(Tim Challies has a thought-provoking - but not necessarily influential - post up at his site. I left the following there as a comment but thought I would post it here for anyone who reads EP but not Challies - although I cannot imagine such a person actually existing.)


I’m not sure what the value is of determining who is “most influential” in the Kingdom of Blog. If that appellation is bestowed, should we all rush to the site to be influenced? I don’t understand the point. I read blogs that edify rather than influence me: edifiying blogs facilitate the work of the Holy Spirit; influential blogs facilitate the work of . . . the flesh? the blogger?

Or maybe I don’t understand what is meant by the term “influence” as used here.

This discussion also reminds me of the disciples squabbling over who was going to be greatest in the Kingdom of God. I think we all need to stop looking at our own numbers and accomplishments and begin looking to God for His estimation of what we write. I might be caustic, abrasive, and arrogant (come to think of it, I am all those things) and be very influential and very popular - I won’t name any other names here - or I might tell the truth and spend my time in relative obscurity with only a handful of readers.

(Or, as in my case, I might be caustic, abrasive, and arrogant and then languish in total obscurity!)

Who is greater? More importantly, who among us is fit to say who is greater?

Or maybe I’m just too old for this kind of competition.

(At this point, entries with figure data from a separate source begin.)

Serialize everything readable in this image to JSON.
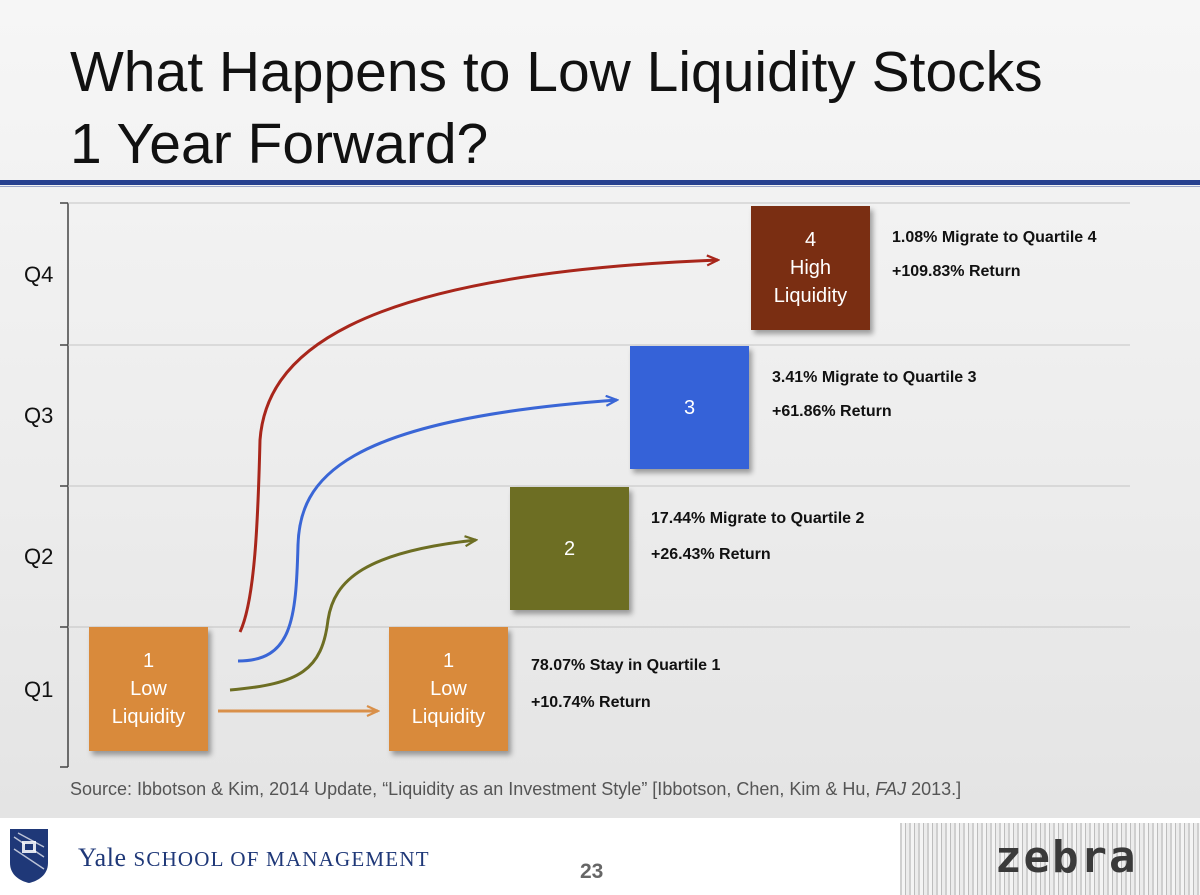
{
  "title_line1": "What Happens to Low Liquidity Stocks",
  "title_line2": "1 Year Forward?",
  "quartile_labels": [
    "Q4",
    "Q3",
    "Q2",
    "Q1"
  ],
  "start_box": {
    "lines": [
      "1",
      "Low",
      "Liquidity"
    ],
    "color": "#d98a3b"
  },
  "boxes": [
    {
      "id": "q1",
      "lines": [
        "1",
        "Low",
        "Liquidity"
      ],
      "color": "#d98a3b",
      "annotation_line1": "78.07% Stay in Quartile 1",
      "annotation_line2": "+10.74% Return",
      "arrow_color": "#d9904a"
    },
    {
      "id": "q2",
      "lines": [
        "2"
      ],
      "color": "#6d6e23",
      "annotation_line1": "17.44% Migrate to Quartile 2",
      "annotation_line2": "+26.43% Return",
      "arrow_color": "#6d6e23"
    },
    {
      "id": "q3",
      "lines": [
        "3"
      ],
      "color": "#3562d8",
      "annotation_line1": "3.41% Migrate to Quartile 3",
      "annotation_line2": "+61.86% Return",
      "arrow_color": "#3a66d6"
    },
    {
      "id": "q4",
      "lines": [
        "4",
        "High",
        "Liquidity"
      ],
      "color": "#7a2e12",
      "annotation_line1": "1.08% Migrate to Quartile 4",
      "annotation_line2": "+109.83% Return",
      "arrow_color": "#a8261b"
    }
  ],
  "source": {
    "prefix": "Source: Ibbotson & Kim, 2014 Update, “Liquidity as an Investment Style” [Ibbotson, Chen, Kim & Hu, ",
    "italic": "FAJ",
    "suffix": " 2013.]"
  },
  "footer": {
    "yale_word": "Yale",
    "school_text": "SCHOOL OF MANAGEMENT",
    "page_number": "23",
    "zebra_logo_text": "zebra"
  },
  "colors": {
    "title_rule": "#27418f",
    "footer_text": "#1f3878"
  }
}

Why not this: you read what you want to read and find edifying, and I’ll do the same. What you (Tim) find edifying in the writings of some dead Calvinist, I might find uninspiring; conversely, what I think is profound in the writings of an “heretical” dispensationalist, you might find to be the source of all problems in Protestantism.

Who is most influential is likely to come down to who confirms the biases of most blog readers. Cynical? Perhaps, but probably true all the same. Ultimately, we are influenced only by those whom we allow to influence us, for better or for worse.

Addendum: I was thinking this morning about a sermon I heard long ago by Ron Dunn, a remarkable, expository, Baptist preacher. One of his points in his sermon on prayer was that the apostles had virtually no influence in Jerusalem following the Day of Pentecost. In the corridors of worldly influence, they were paupers.

But, although they didn’t have the influence to keep Peter out of jail, they did have the power to pray him out!

We have mistaken influence for power; we have settled for the influence of political lobbyists, book sales, and blog hits but neglected the power available to us by the Holy Spirit as He answers our prayers.

So there may be blogs of influence, but that is not the same as being a blog of power. Keep the influence, if you like, but I’m hoping to tap into just a small bit of the power of God that He offers to His children.

That’s not meant to sound smug, superior or like “sour grapes” from someone on the far end of the tail, but just a reminder about what is important and what is not, what is valued in the eyes of God and what is valued in the eyes of men.